By , 3M had started marketing Scotch tape in the familiar snail-shaped package to allow for easy tape dispensing. Over the decades, Drew and other 3M inventors developed a wide range of other tapes. In , Scotch brand tapes introduced their tartan design and in the s, mascot Scotty McTape appeared in print and television advertising. In , 3M released Scotch brand Magic Tape. The new tape was frosty on the roll, but it nearly disappeared when applied.
Magic tape had a matte surface that could be written on, unlike previous transparent tapes, and it resisted yellowing with age. When American consumers were polled in , they voted Scotch tape as the most indispensible household product. In the early twenty-first century the company was producing 5. For more information on this topic, check out the original entry on MNopedia. But he only lasted 18 months in the engineering program. He took a correspondence course in machine design, and was soon hired as a lab tech by the Minnesota Mining and Manufacturing Company, which was then in the business of manufacturing sandpaper.
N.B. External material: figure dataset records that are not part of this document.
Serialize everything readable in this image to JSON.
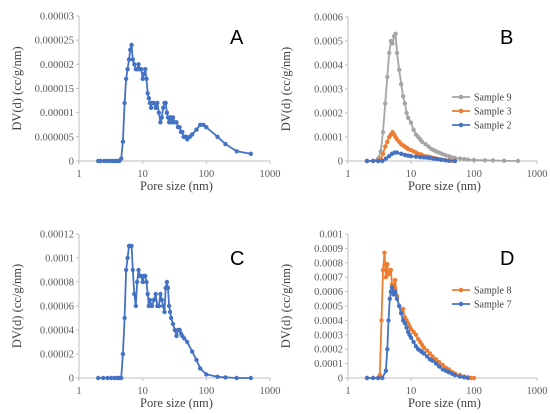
{
  "chart_data": [
    {
      "panel": "A",
      "type": "line",
      "xscale": "log",
      "xlabel": "Pore size (nm)",
      "ylabel": "DV(d) (cc/g/nm)",
      "xlim": [
        1,
        1000
      ],
      "ylim": [
        0,
        3e-05
      ],
      "xticks": [
        "1",
        "10",
        "100",
        "1000"
      ],
      "yticks": [
        "0",
        "0.000005",
        "0.00001",
        "0.000015",
        "0.00002",
        "0.000025",
        "0.00003"
      ],
      "legend": [],
      "series": [
        {
          "color": "#4472C4",
          "x": [
            2.0,
            2.2,
            2.5,
            2.8,
            3.1,
            3.4,
            3.7,
            4.0,
            4.3,
            4.6,
            4.9,
            5.2,
            5.5,
            5.8,
            6.1,
            6.4,
            6.7,
            7.0,
            7.4,
            7.8,
            8.2,
            8.6,
            9.0,
            9.5,
            10,
            10.5,
            11,
            11.5,
            12,
            12.5,
            13,
            13.5,
            14,
            15,
            16,
            17,
            18,
            19,
            20,
            21,
            22,
            23,
            24,
            25,
            26,
            27,
            28,
            29,
            30,
            32,
            34,
            36,
            38,
            40,
            42,
            44,
            46,
            48,
            50,
            55,
            60,
            70,
            80,
            90,
            100,
            150,
            200,
            300,
            500
          ],
          "y": [
            0,
            0,
            0,
            0,
            0,
            0,
            0,
            0,
            0,
            5e-07,
            4e-06,
            1.2e-05,
            1.7e-05,
            1.9e-05,
            2.1e-05,
            2.3e-05,
            2.4e-05,
            2.1e-05,
            2e-05,
            1.9e-05,
            1.9e-05,
            2e-05,
            1.9e-05,
            1.9e-05,
            1.7e-05,
            1.8e-05,
            1.9e-05,
            1.7e-05,
            1.4e-05,
            1.3e-05,
            1.2e-05,
            1.1e-05,
            1.2e-05,
            1.2e-05,
            1.1e-05,
            1.2e-05,
            1e-05,
            8e-06,
            9e-06,
            1.1e-05,
            1.2e-05,
            1.2e-05,
            1e-05,
            9e-06,
            8e-06,
            9e-06,
            9e-06,
            8e-06,
            9e-06,
            8e-06,
            8e-06,
            7e-06,
            7e-06,
            6e-06,
            6e-06,
            5e-06,
            5e-06,
            5e-06,
            4.5e-06,
            5e-06,
            5.5e-06,
            6.5e-06,
            7.5e-06,
            7.5e-06,
            7e-06,
            5e-06,
            3.5e-06,
            2e-06,
            1.5e-06
          ]
        }
      ]
    },
    {
      "panel": "B",
      "type": "line",
      "xscale": "log",
      "xlabel": "Pore size (nm)",
      "ylabel": "DV(d) (cc/g/nm)",
      "xlim": [
        1,
        1000
      ],
      "ylim": [
        0,
        0.0006
      ],
      "xticks": [
        "1",
        "10",
        "100",
        "1000"
      ],
      "yticks": [
        "0",
        "0.0001",
        "0.0002",
        "0.0003",
        "0.0004",
        "0.0005",
        "0.0006"
      ],
      "legend": [
        "Sample 9",
        "Sample 3",
        "Sample 2"
      ],
      "legend_position": "right",
      "series": [
        {
          "name": "Sample 9",
          "color": "#A5A5A5",
          "x": [
            2.0,
            2.5,
            3.0,
            3.3,
            3.6,
            3.9,
            4.2,
            4.5,
            4.8,
            5.1,
            5.4,
            5.7,
            6.0,
            6.5,
            7.0,
            7.5,
            8.0,
            8.5,
            9.0,
            10,
            11,
            12,
            13,
            14,
            15,
            17,
            19,
            21,
            23,
            25,
            28,
            31,
            35,
            40,
            45,
            50,
            60,
            70,
            80,
            100,
            150,
            200,
            300,
            500
          ],
          "y": [
            0,
            0,
            1e-05,
            4e-05,
            0.00012,
            0.00024,
            0.00035,
            0.00045,
            0.0005,
            0.00049,
            0.00052,
            0.00053,
            0.00045,
            0.00038,
            0.00032,
            0.00027,
            0.00024,
            0.0002,
            0.00018,
            0.00016,
            0.00013,
            0.00011,
            0.0001,
            9e-05,
            8e-05,
            7e-05,
            6e-05,
            5e-05,
            4.5e-05,
            4e-05,
            3.5e-05,
            3e-05,
            2.5e-05,
            2e-05,
            1.5e-05,
            1.2e-05,
            1e-05,
            8e-06,
            6e-06,
            4e-06,
            3e-06,
            2e-06,
            1e-06,
            0
          ]
        },
        {
          "name": "Sample 3",
          "color": "#ED7D31",
          "x": [
            2.0,
            2.5,
            3.0,
            3.3,
            3.6,
            3.9,
            4.2,
            4.5,
            4.8,
            5.1,
            5.4,
            5.7,
            6.0,
            6.5,
            7.0,
            7.5,
            8.0,
            8.5,
            9.0,
            10,
            11,
            12,
            13,
            14,
            15,
            17,
            19,
            21,
            23,
            25,
            28,
            31,
            35,
            40,
            45,
            50
          ],
          "y": [
            0,
            0,
            0,
            1e-05,
            3e-05,
            6e-05,
            8e-05,
            0.0001,
            0.00011,
            0.00012,
            0.00011,
            0.0001,
            9e-05,
            8e-05,
            7e-05,
            6.5e-05,
            6e-05,
            5.5e-05,
            5e-05,
            4.5e-05,
            4e-05,
            3.5e-05,
            3e-05,
            2.8e-05,
            2.5e-05,
            2e-05,
            1.8e-05,
            1.5e-05,
            1.2e-05,
            1e-05,
            8e-06,
            6e-06,
            4e-06,
            2e-06,
            1e-06,
            0
          ]
        },
        {
          "name": "Sample 2",
          "color": "#4472C4",
          "x": [
            2.0,
            2.5,
            3.0,
            3.5,
            4.0,
            4.5,
            5.0,
            5.5,
            6.0,
            7.0,
            8.0,
            9.0,
            10,
            12,
            14,
            16,
            18,
            20,
            23,
            26,
            30,
            35,
            40,
            50
          ],
          "y": [
            0,
            0,
            0,
            0,
            1e-05,
            2e-05,
            3e-05,
            3.5e-05,
            3.5e-05,
            3e-05,
            2.5e-05,
            2.2e-05,
            2e-05,
            1.8e-05,
            1.6e-05,
            1.5e-05,
            1.4e-05,
            1.2e-05,
            1e-05,
            8e-06,
            5e-06,
            3e-06,
            1e-06,
            0
          ]
        }
      ]
    },
    {
      "panel": "C",
      "type": "line",
      "xscale": "log",
      "xlabel": "Pore size (nm)",
      "ylabel": "DV(d) (cc/g/nm)",
      "xlim": [
        1,
        1000
      ],
      "ylim": [
        0,
        0.00012
      ],
      "xticks": [
        "1",
        "10",
        "100",
        "1000"
      ],
      "yticks": [
        "0",
        "0.00002",
        "0.00004",
        "0.00006",
        "0.00008",
        "0.0001",
        "0.00012"
      ],
      "legend": [],
      "series": [
        {
          "color": "#4472C4",
          "x": [
            2.0,
            2.4,
            2.8,
            3.2,
            3.6,
            4.0,
            4.3,
            4.6,
            4.9,
            5.2,
            5.5,
            5.8,
            6.1,
            6.4,
            6.7,
            7.0,
            7.4,
            7.8,
            8.2,
            8.6,
            9.0,
            9.5,
            10,
            10.5,
            11,
            11.5,
            12,
            12.5,
            13,
            14,
            15,
            16,
            17,
            18,
            19,
            20,
            21,
            22,
            23,
            24,
            25,
            26,
            27,
            28,
            30,
            32,
            34,
            36,
            38,
            40,
            42,
            45,
            50,
            60,
            70,
            80,
            100,
            150,
            200,
            300,
            500
          ],
          "y": [
            0,
            0,
            0,
            0,
            0,
            0,
            0,
            0,
            2e-05,
            5e-05,
            9e-05,
            0.0001,
            0.00011,
            0.00011,
            0.00011,
            9e-05,
            7e-05,
            6e-05,
            8e-05,
            9e-05,
            8.5e-05,
            8.5e-05,
            8e-05,
            8.5e-05,
            8.5e-05,
            8e-05,
            7e-05,
            6e-05,
            6.5e-05,
            6e-05,
            6.5e-05,
            7e-05,
            6e-05,
            6e-05,
            7e-05,
            6.5e-05,
            6e-05,
            5.5e-05,
            7.5e-05,
            8e-05,
            7.5e-05,
            6e-05,
            5.5e-05,
            5e-05,
            4.5e-05,
            4e-05,
            3.5e-05,
            4e-05,
            4e-05,
            3.7e-05,
            3.5e-05,
            3.3e-05,
            3e-05,
            2.2e-05,
            1.5e-05,
            8e-06,
            3e-06,
            1e-06,
            5e-07,
            0,
            0
          ]
        }
      ]
    },
    {
      "panel": "D",
      "type": "line",
      "xscale": "log",
      "xlabel": "Pore size (nm)",
      "ylabel": "DV(d) (cc/g/nm)",
      "xlim": [
        1,
        1000
      ],
      "ylim": [
        0,
        0.001
      ],
      "xticks": [
        "1",
        "10",
        "100",
        "1000"
      ],
      "yticks": [
        "0",
        "0.0001",
        "0.0002",
        "0.0003",
        "0.0004",
        "0.0005",
        "0.0006",
        "0.0007",
        "0.0008",
        "0.0009",
        "0.001"
      ],
      "legend": [
        "Sample 8",
        "Sample 7"
      ],
      "legend_position": "right",
      "series": [
        {
          "name": "Sample 8",
          "color": "#ED7D31",
          "x": [
            2.0,
            2.5,
            3.0,
            3.2,
            3.4,
            3.6,
            3.8,
            4.0,
            4.2,
            4.4,
            4.6,
            4.8,
            5.0,
            5.3,
            5.6,
            6.0,
            6.5,
            7.0,
            7.5,
            8.0,
            8.5,
            9.0,
            9.5,
            10,
            11,
            12,
            13,
            14,
            15,
            16,
            18,
            20,
            22,
            25,
            28,
            32,
            36,
            40,
            45,
            50,
            60,
            70,
            80,
            90,
            100
          ],
          "y": [
            0,
            0,
            0,
            2e-05,
            0.0004,
            0.00075,
            0.00087,
            0.0007,
            0.00079,
            0.00072,
            0.00073,
            0.00075,
            0.00065,
            0.00062,
            0.00068,
            0.00057,
            0.0005,
            0.00045,
            0.00048,
            0.00042,
            0.0004,
            0.00038,
            0.00036,
            0.00034,
            0.00032,
            0.0003,
            0.00027,
            0.00025,
            0.00023,
            0.00021,
            0.00019,
            0.00017,
            0.00015,
            0.00013,
            0.00011,
            9e-05,
            7e-05,
            6e-05,
            4e-05,
            3e-05,
            2e-05,
            1e-05,
            5e-06,
            0,
            0
          ]
        },
        {
          "name": "Sample 7",
          "color": "#4472C4",
          "x": [
            2.0,
            2.5,
            3.0,
            3.5,
            4.0,
            4.2,
            4.4,
            4.6,
            4.8,
            5.0,
            5.3,
            5.6,
            6.0,
            6.5,
            7.0,
            7.5,
            8.0,
            8.5,
            9.0,
            9.5,
            10,
            11,
            12,
            13,
            14,
            15,
            16,
            18,
            20,
            22,
            25,
            28,
            32,
            36,
            40,
            45,
            50,
            60,
            70,
            80
          ],
          "y": [
            0,
            0,
            0,
            0,
            5e-05,
            0.0002,
            0.0004,
            0.00055,
            0.0006,
            0.00063,
            0.00058,
            0.0006,
            0.00055,
            0.0005,
            0.00045,
            0.0004,
            0.00038,
            0.00035,
            0.00032,
            0.0003,
            0.00028,
            0.00025,
            0.00022,
            0.0002,
            0.00019,
            0.00018,
            0.00017,
            0.00015,
            0.00013,
            0.00012,
            0.0001,
            8e-05,
            6e-05,
            5e-05,
            4e-05,
            3e-05,
            2e-05,
            1e-05,
            5e-06,
            0
          ]
        }
      ]
    }
  ]
}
That was another household must-have: masking tape. In the s, two-tone cars were trendy. Workers needed to mask off part of the car while they painted the other, and often used glued-on newspaper or butcher paper for the job.
But that was difficult to get off, and often resulted in a sticky mess. Drew walked into an auto body shop one day and heard the " choicest profanity I'd ever known " coming from frustrated workers. So he promised a better solution. He spent the next two years developing a tape that was sticky yet easy to remove. Scotch Brand Cellulose Tape was invented five years later.
Made with a nearly invisible adhesive, the waterproof transparent tape was made from oils, resins, and rubber; and had a coated backing. Drew, a young 3M engineer, invented the first waterproof, see-through, pressure-sensitive tape, thus supplying an attractive, moisture-proof way to seal food wrap for bakers, grocers, and meat packers.
Drew sent a trial shipment of the new Scotch cellulose tape to a Chicago firm specializing in package printing for bakery products. The response was, "Put this product on the market!
However, Americans in a depressed economy discovered they could use the tape to mend a wide variety of things like torn pages of books and documents, broken toys, ripped window shades, even dilapidated currency. Besides using Scotch as a prefix in its brand names Scotchgard, Scotchlite and Scotch-Brite , the company also used the Scotch name for its mainly professional audiovisual magnetic tape products, until the early s when the tapes were branded solely with the 3M logo.
In , 3M exited the magnetic tape business, selling its assets. John A Borden, another 3M engineer, invented the first tape dispenser with a built-in cutter blade in Scotch Brand Magic Transparent Tape was invented in , an almost invisible tape that never discolored and could be written on. Scotty McTape, a kilt-wearing cartoon boy, was the brand's mascot for two decades, first appearing in The familiar tartan design, a take on the well-known Wallace tartan, was introduced in In , Soviet scientists showed that triboluminescence caused by peeling a roll of an unidentified Scotch brand tape in a vacuum can produce X-rays.
In , American scientists performed an experiment that showed the rays can be strong enough to leave an X-ray image of a finger on photographic paper.